メロディが先か、コード進行が先か?:その2

作曲

前回に続いて、メロディから作曲することのデメリットについて見ていきます。

【メロディ先のデメリット②:正しい小節展開ができない場合がある】

基本的に音楽は、4小節あるいは8小節で推移します。
※場合によっては1小節程度延びることがあります

ただしメロディから作る方は、6小節のメロディになっていたり、7小節のメロディになってしまうことがあります。
※意図として6小節や7小節で終わるなら別にこれでも構いませんが

頭の中でメロディを組み立てているので、そのメロディが何小節になっているかまではあまり意識していないようです。

しかし、コードから作曲するとどうでしょうか?
4小節分、あるいは8小節分のコードを最初に並べて、それにメロディを付ければ、絶対に6小節や7小節といった中途半端な小節にはなりません。

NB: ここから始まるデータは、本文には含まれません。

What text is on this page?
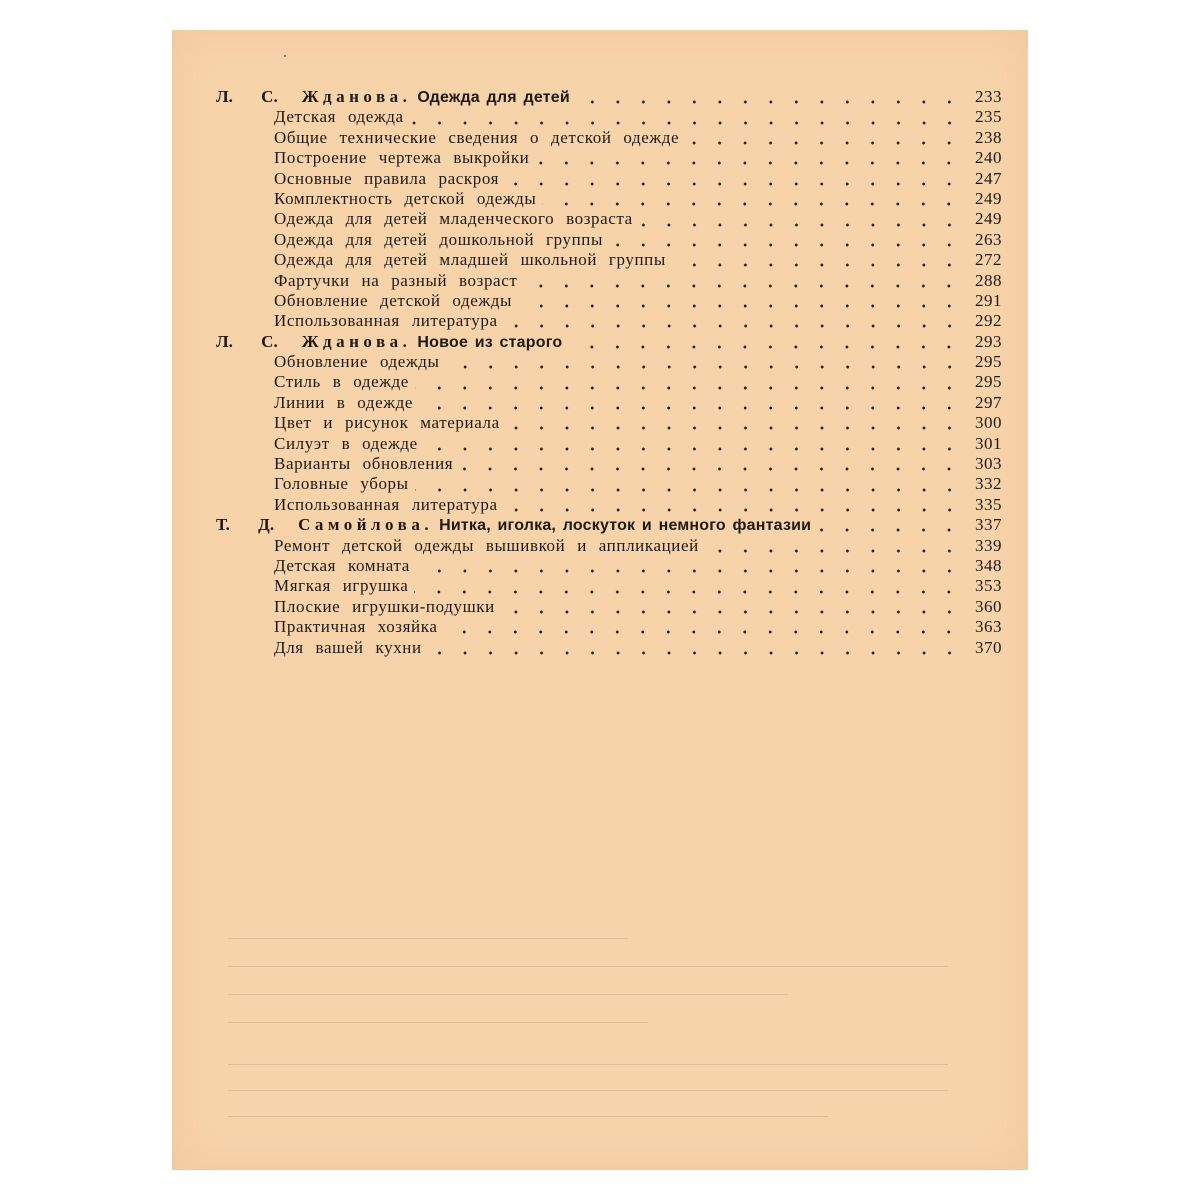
Л. С. Жданова. Одежда для детей	233
Детская одежда	235
Общие технические сведения о детской одежде	238
Построение чертежа выкройки	240
Основные правила раскроя	247
Комплектность детской одежды	249
Одежда для детей младенческого возраста	249
Одежда для детей дошкольной группы	263
Одежда для детей младшей школьной группы	272
Фартучки на разный возраст	288
Обновление детской одежды	291
Использованная литература	292
Л. С. Жданова. Новое из старого	293
Обновление одежды	295
Стиль в одежде	295
Линии в одежде	297
Цвет и рисунок материала	300
Силуэт в одежде	301
Варианты обновления	303
Головные уборы	332
Использованная литература	335
Т. Д. Самойлова. Нитка, иголка, лоскуток и немного фантазии	337
Ремонт детской одежды вышивкой и аппликацией	339
Детская комната	348
Мягкая игрушка	353
Плоские игрушки-подушки	360
Практичная хозяйка	363
Для вашей кухни	370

足りなければところどころフレーズを付け足せばよいですが、多ければどこかを削除すればよいだけです。

4小節目あたり、8小節目あたりできっちりメロディを終わらせることができます。



【メロディ先のデメリット③:メロディの終着点が見えない】

音楽には「終止感」というものが必要になります。
「終止感」は『音楽が終わった』と容易に感じ取れることです。

しかし、メロディから作る方はあまりこの終止感は意識されず、メロディの最後になっても、いまいち終わったような感じがしない・音楽の途中で終わったようなメロディを作ってしまうことがあります。

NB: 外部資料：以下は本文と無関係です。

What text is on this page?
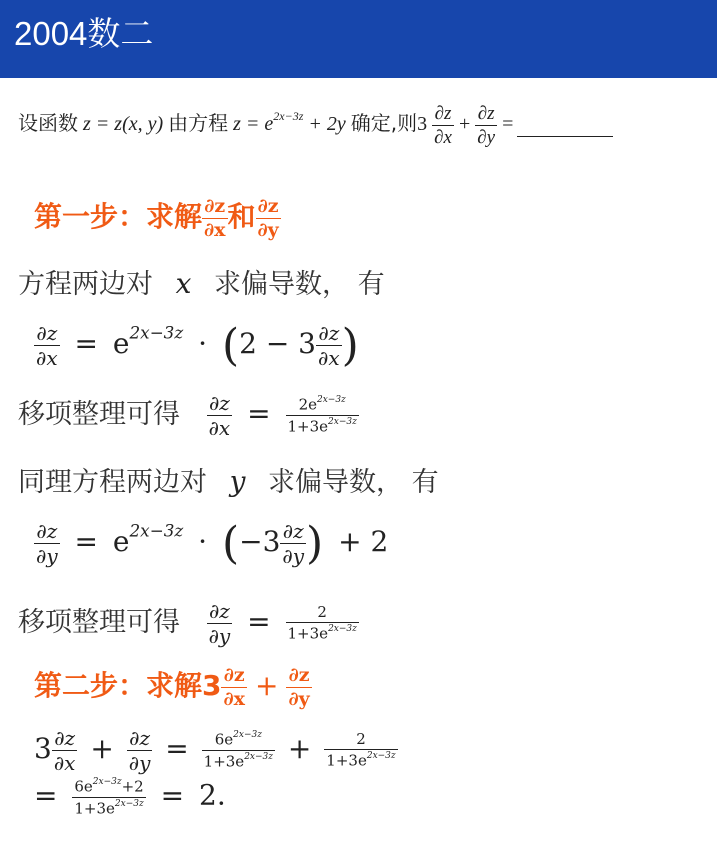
2004数二
设函数 z = z(x, y) 由方程 $z = e^{2x-3z} + 2y$ 确定,则$3 \frac{\partial z}{\partial x} + \frac{\partial z}{\partial y}$ =
第一步：求解 $\frac{\partial z}{\partial x}$ 和 $\frac{\partial z}{\partial y}$
方程两边对 x 求偏导数， 有
$\frac{\partial z}{\partial x} = e^{2x-3z} \cdot (2 - 3 \frac{\partial z}{\partial x}$ )
移项整理可得 $\frac{\partial z}{\partial x} = \frac{2e^{2x-3z}}{1+3e^{2x-3z}}$
同理方程两边对 y 求偏导数， 有
$\frac{\partial z}{\partial y} = e^{2x-3z} \cdot (-3 \frac{\partial z}{\partial y}$ ) + 2
移项整理可得 $\frac{\partial z}{\partial y} = \frac{2}{1+3e^{2x-3z}}$
第二步：求解$3 \frac{\partial z}{\partial x} + \frac{\partial z}{\partial y}$
$3 \frac{\partial z}{\partial x} + \frac{\partial z}{\partial y} = \frac{6e^{2x-3z}}{1+3e^{2x-3z}} + \frac{2}{1+3e^{2x-3z}}$
= $\frac{6e^{2x-3z}+2}{1+3e^{2x-3z}} = 2$.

何とか終止感を出そうとするため、ダラダラと無駄に音が続いたり、②にも関連してそれに伴って小節展開も変になってしまいます。

また、終止感と調は密接に関連していますので、調が自分でもよく分かっていないと、終止感のあるメロディは作れません。


しかし、コードから作れば、最初にコードを配置するので、どこで(何小節目で)終わらせるべきかが明確になります。

また、調も明確になるので、終わらせ方もある程度わかりやすくなります。
※基本的に音楽は、その調の1番目の音で終わらせることが多いです




以上、メロディから作るデメリットと、コード進行から作るメリットを見てきました。

コード進行はある意味音楽の「枠」です。
最初に枠を決めておけば、使う音や小節の長さもガッチリ決まります。

パズルと一緒で最初に外枠を作ってから中身へ進むようにした方が、意識しなければならないポイントが少なくなります。

コード進行から作曲する経験を増やしていけば、調や小節数、終止感といったものは特に意識しなくても、形式に沿ったものに仕上げていくことができますので、まずはコード進行から作曲する経験を増やしていかれることを初心者の方にはお勧めします。